“那麽諸位,我們慶賀此事得以解決。”
屍檢報告,虎山遺跡的模糊人影監控,一具被燕玄空攪碎的木偶,一具被藏素心捆綁拿來的木偶塊,翼虎第二次複活的斷裂木偶,馮子龍的越界記錄證明書。
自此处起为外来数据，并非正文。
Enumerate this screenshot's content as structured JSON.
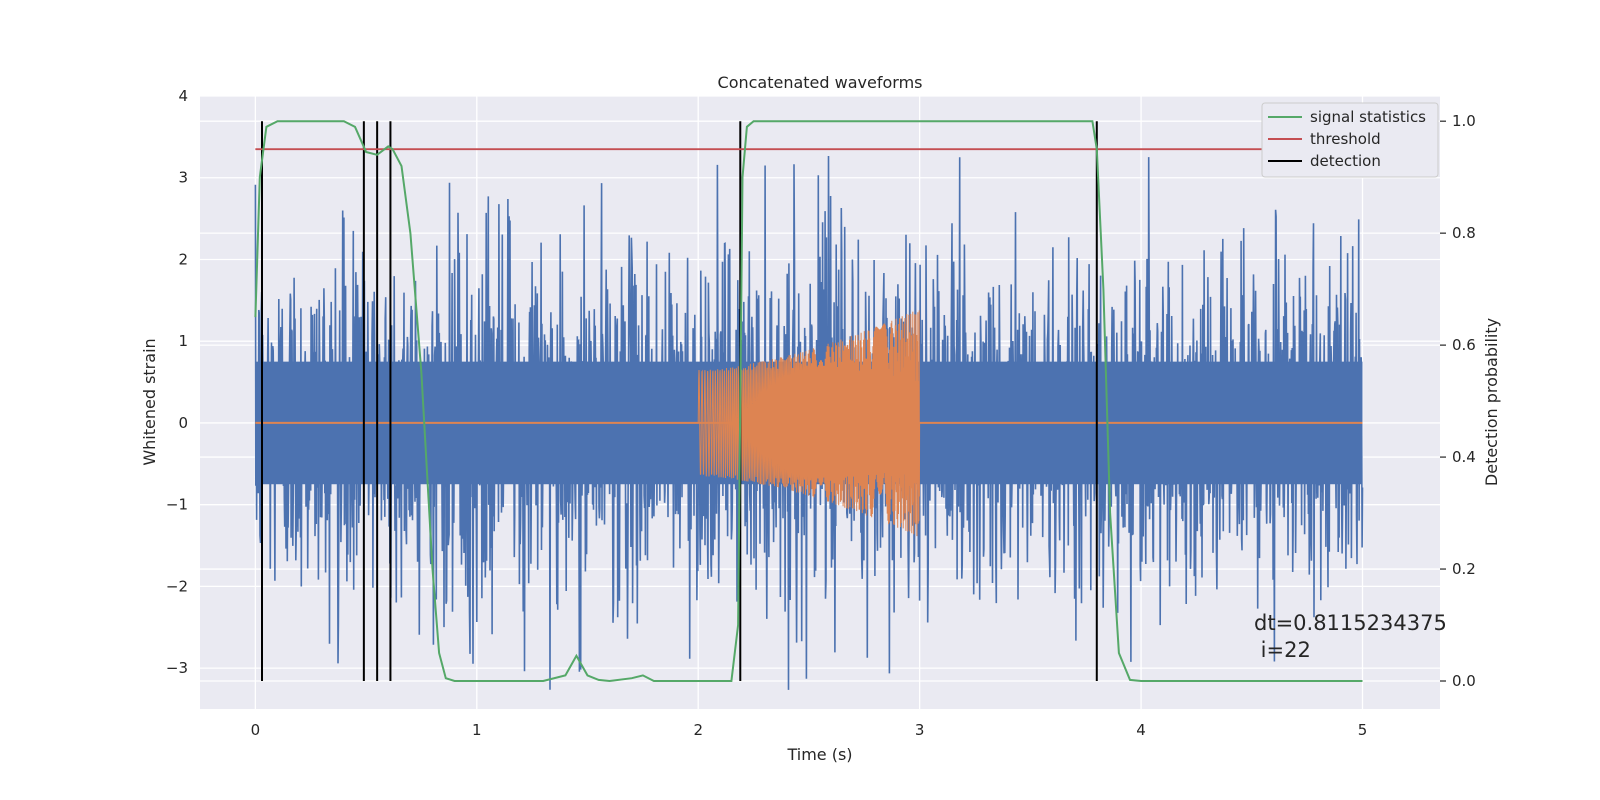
{
  "chart_data": {
    "type": "line",
    "title": "Concatenated waveforms",
    "xlabel": "Time (s)",
    "ylabel": "Whitened strain",
    "ylabel_right": "Detection probability",
    "xlim": [
      -0.25,
      5.35
    ],
    "ylim": [
      -3.5,
      4.0
    ],
    "ylim_right": [
      -0.05,
      1.045
    ],
    "x_ticks": [
      0,
      1,
      2,
      3,
      4,
      5
    ],
    "y_ticks": [
      -3,
      -2,
      -1,
      0,
      1,
      2,
      3,
      4
    ],
    "y_ticks_right": [
      0.0,
      0.2,
      0.4,
      0.6,
      0.8,
      1.0
    ],
    "x_tick_labels": [
      "0",
      "1",
      "2",
      "3",
      "4",
      "5"
    ],
    "y_tick_labels": [
      "−3",
      "−2",
      "−1",
      "0",
      "1",
      "2",
      "3",
      "4"
    ],
    "y_tick_labels_right": [
      "0.0",
      "0.2",
      "0.4",
      "0.6",
      "0.8",
      "1.0"
    ],
    "grid": true,
    "legend_position": "top-right",
    "legend": [
      {
        "label": "signal statistics",
        "color": "#55a868"
      },
      {
        "label": "threshold",
        "color": "#c44e52"
      },
      {
        "label": "detection",
        "color": "#000000"
      }
    ],
    "series": [
      {
        "kind": "noise",
        "axis": "left",
        "color": "#4c72b0",
        "x_start": 0,
        "x_end": 5,
        "amplitude_band": [
          -0.75,
          0.75
        ],
        "spike_range": [
          -3.3,
          3.6
        ]
      },
      {
        "kind": "chirp",
        "axis": "left",
        "color": "#dd8452",
        "x_start": 2.0,
        "x_end": 3.0,
        "envelope_start": 0.65,
        "envelope_end": 1.4,
        "baseline": 0
      },
      {
        "kind": "probability",
        "axis": "right",
        "color": "#55a868",
        "x": [
          0.0,
          0.02,
          0.05,
          0.1,
          0.4,
          0.45,
          0.5,
          0.55,
          0.6,
          0.62,
          0.66,
          0.7,
          0.75,
          0.8,
          0.83,
          0.86,
          0.9,
          1.3,
          1.4,
          1.45,
          1.5,
          1.55,
          1.6,
          1.7,
          1.75,
          1.8,
          2.15,
          2.18,
          2.2,
          2.22,
          2.25,
          3.78,
          3.8,
          3.83,
          3.86,
          3.9,
          3.95,
          4.0,
          5.0
        ],
        "y": [
          0.65,
          0.9,
          0.99,
          1.0,
          1.0,
          0.99,
          0.945,
          0.94,
          0.955,
          0.95,
          0.92,
          0.8,
          0.55,
          0.2,
          0.05,
          0.005,
          0.0,
          0.0,
          0.01,
          0.045,
          0.01,
          0.002,
          0.0,
          0.005,
          0.01,
          0.0,
          0.0,
          0.1,
          0.9,
          0.99,
          1.0,
          1.0,
          0.95,
          0.7,
          0.3,
          0.05,
          0.002,
          0.0,
          0.0
        ]
      },
      {
        "kind": "threshold",
        "axis": "right",
        "color": "#c44e52",
        "x": [
          0,
          5
        ],
        "y": [
          0.95,
          0.95
        ]
      }
    ],
    "detections": [
      0.03,
      0.49,
      0.55,
      0.61,
      2.19,
      3.8
    ],
    "annotation": [
      "dt=0.8115234375",
      " i=22"
    ]
  }
}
數份資料齊下勉強可以拿的出手,橫山一虎和橫山一豹事情算是半結狀態。
盧勝安心情頓時舒坦了,這檔子事情總算在他這兒走完流程了。
說來當市長一點也不好玩,要操心的事情太多。
宗師有更高的職位,但當一個城市的市長,如今東嶽帝國就他這麽獨一份。
“鼓掌。”
呂國義拍手,他捧場王的名號可不是蓋的。
陳鏡斯也隨之鼓掌。
顧長英,夏信鴻相互看了看,也跟著稀稀拉拉拍了起來。
他們極少參與化安這官場,還不知道什麽規矩,總之跟著做就沒問題。
何況這是盧宗師在宣布散會,拍拍手沒錯。
“你這老小子摸什麽胡子,都在鼓掌呢。”
呂國義一巴掌拍在商正安的身上,打的啪啪做響。
商正安身體一抖,停止了自己拿棋子的動作,跟著鼓掌起來。
假寐變成真睡的馮子龍一驚,眼睛睜了開來,看看四周的情況,手掌不由自主的跟著拍起來。
等待屍檢報告的幾個小時後,這會議總算結束了。
“跟你下棋簡直是太愉快了,咱們再去戰上三天三夜。”
呂國義忽然發現了人生的意義。
下棋。
這也是盧勝安教他鍛煉的方式,下棋多了,人的思維會變得極為靈活,更富有靈魂的色彩。
想他呂國義平常要贏一盤棋很不容易,跟盧勝安下次次輸,跟陳鏡斯下次次輸。
除了這兩人,願意和他下棋的人很少。
商正安吞了吞口水,他臉蛋如今腫了一大片,呂國義下手狠,這是悔棋時扇巴掌的。